IBM Netezza had worked with Cloudera to put together a compelling demo to highlight the value of our combined solution of CDH/Hadoop and Netezza. Through an interesting use case, the demo showed how businesses could have their hot data (most recent data) residing in Netezza, warm data (longer time range data) residing in HDFS, while leveraging the Cloudera Connector for Netezza and Oozie (workflow engine part of CDH) to provide deeper insights to business executives. The demo was well received at the conference and resulted in significant booth traffic in the IBM Netezza Analytics demo stations.
The day concluded with an event at the House of Blues Boston with live music and dinner. The Boston weather was at its very best!
An excellent talk by Krishna on Day 2 about demystifying Hadoop drove more traffic to our booth the next day, and we got to meet some really neat prospects.

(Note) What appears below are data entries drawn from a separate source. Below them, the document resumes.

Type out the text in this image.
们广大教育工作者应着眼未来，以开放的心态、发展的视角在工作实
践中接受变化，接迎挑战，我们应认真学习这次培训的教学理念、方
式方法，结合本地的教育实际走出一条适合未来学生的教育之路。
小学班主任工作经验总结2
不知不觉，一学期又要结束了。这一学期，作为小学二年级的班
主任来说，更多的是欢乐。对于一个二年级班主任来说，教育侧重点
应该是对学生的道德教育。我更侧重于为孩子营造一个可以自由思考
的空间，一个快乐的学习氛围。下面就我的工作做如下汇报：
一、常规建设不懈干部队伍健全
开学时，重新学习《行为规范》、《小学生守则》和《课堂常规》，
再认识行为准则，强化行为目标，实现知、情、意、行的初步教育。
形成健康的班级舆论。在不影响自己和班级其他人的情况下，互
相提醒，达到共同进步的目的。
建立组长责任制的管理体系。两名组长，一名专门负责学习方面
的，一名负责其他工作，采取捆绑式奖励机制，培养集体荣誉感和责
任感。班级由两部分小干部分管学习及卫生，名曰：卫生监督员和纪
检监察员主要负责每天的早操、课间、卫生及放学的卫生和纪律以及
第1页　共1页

Highlights of the morning included a presentation on the Netezza Roadmap, which showed Netezza embracing the logical data warehouse vision promoted by the likes of Donald Feinberg at Gartner. This was followed by a presentation by IDC Analyst Dan Vesset. Dan defined Big Data as having the following characteristics:
- Volume: TBs to PBs
- Variety: Multi-structured
- Velocity: Speed of capture, analysis and access
- Value: ROI
Dan emphasized at least five times in his presentation that one size does not fit all and how technologies like Hadoop will solve a different class of analytics problems that were not possible to solves before. One example he cited was how companies could use sentiment analysis of Twitter feeds to understand customer behavior.
After spending three days at Enzee Universe, I came to these conclusions:
- One size does not fit all: EDWs and Hadoop will co-exist in enterprise environments
- The combination of analytics enabled through EDWs (and appliances) and those through Hadoop, enable customers to gather richer and newer insights that were previously not possible to gain
- There was strong interest in Hadoop among attendees but still, many are looking for tangible use cases that will drive adoption.
Overall, it was a great conference by Netezza. Kudos to the team! Im looking forward to continuing to work with Netezza to realize the synergies between EDWs and Clouderas Distribution Including Apache Hadoop (CDH).